A population of primates in a certain jungle is doubling each year. Describe how the population increases in size as a function of time. Give some example values for this population over time. Is this a linear or exponential relationship?
To describe how the population increases over time, we need to understand the concept of exponential growth. Exponential growth occurs when a quantity increases by a fixed percentage over a constant time interval.
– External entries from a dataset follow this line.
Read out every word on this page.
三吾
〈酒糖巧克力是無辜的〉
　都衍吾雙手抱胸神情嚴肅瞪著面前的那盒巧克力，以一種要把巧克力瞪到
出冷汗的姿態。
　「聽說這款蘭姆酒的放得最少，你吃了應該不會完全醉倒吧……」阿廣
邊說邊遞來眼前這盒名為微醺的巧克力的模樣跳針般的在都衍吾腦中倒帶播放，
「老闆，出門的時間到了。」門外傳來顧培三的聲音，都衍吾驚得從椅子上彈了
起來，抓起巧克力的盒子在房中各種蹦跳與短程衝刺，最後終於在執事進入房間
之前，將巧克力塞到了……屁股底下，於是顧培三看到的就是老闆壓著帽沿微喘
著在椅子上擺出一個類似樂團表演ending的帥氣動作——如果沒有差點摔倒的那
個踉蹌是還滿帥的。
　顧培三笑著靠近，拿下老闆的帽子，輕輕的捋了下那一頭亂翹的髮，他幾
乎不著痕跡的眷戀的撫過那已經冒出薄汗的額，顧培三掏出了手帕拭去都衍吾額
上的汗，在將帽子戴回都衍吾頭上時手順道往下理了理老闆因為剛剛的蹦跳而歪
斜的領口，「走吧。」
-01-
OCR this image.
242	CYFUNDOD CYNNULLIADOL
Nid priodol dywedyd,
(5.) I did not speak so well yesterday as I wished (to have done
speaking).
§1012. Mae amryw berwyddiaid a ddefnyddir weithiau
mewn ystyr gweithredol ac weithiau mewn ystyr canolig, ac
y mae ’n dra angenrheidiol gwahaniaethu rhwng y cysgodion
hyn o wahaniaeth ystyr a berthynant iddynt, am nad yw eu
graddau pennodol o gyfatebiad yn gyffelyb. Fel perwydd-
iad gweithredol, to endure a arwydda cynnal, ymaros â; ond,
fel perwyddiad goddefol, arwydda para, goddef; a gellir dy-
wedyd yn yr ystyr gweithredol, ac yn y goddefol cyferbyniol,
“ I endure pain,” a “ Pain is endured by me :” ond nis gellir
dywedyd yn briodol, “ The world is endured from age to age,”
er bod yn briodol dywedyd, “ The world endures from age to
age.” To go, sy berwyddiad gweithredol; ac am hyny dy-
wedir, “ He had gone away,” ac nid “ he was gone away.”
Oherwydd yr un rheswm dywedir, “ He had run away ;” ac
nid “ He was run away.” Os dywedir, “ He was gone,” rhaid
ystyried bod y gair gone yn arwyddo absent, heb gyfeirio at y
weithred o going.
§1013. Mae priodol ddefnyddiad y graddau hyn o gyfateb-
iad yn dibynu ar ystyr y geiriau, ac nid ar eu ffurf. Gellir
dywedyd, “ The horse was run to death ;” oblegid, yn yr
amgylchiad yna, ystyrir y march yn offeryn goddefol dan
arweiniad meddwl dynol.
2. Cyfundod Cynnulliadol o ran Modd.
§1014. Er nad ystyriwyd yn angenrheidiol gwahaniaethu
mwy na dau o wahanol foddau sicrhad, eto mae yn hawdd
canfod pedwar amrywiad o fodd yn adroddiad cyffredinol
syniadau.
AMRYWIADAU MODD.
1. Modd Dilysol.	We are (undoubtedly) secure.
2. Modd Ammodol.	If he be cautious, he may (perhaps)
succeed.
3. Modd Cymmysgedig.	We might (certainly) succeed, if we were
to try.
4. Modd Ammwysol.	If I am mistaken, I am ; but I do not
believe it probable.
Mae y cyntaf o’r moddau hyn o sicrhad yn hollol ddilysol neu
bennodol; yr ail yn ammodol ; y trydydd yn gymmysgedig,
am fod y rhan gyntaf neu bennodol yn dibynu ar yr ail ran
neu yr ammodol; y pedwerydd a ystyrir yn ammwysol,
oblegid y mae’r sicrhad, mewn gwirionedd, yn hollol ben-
In the case of the primate population doubling each year, we can express the increase as a function of time.
Let's assume the initial population is P₀. Each year, the population doubles, so at the end of the first year, the population would be 2P₀. At the end of the second year, it would be 2(2P₀) = 2²P₀ = 4P₀. Similarly, at the end of the third year, it would be 2(4P₀) = 2³P₀ = 8P₀. This pattern continues, and at the end of the n-th year, the population would be 2ⁿP₀.
Expressing it more generally, the population as a function of time (t) would be given by the equation: P(t) = 2ᵗP₀.
Here are some example values for the population over time, assuming an initial population of 100:
- After 1 year: P(1) = 2¹ * 100 = 200
- After 2 years: P(2) = 2² * 100 = 400
- After 3 years: P(3) = 2³ * 100 = 800
- After 4 years: P(4) = 2⁴ * 100 = 1600
As we can see, the population increases exponentially, doubling each year.
Therefore, the relationship between time and population size in this case is exponential, not linear.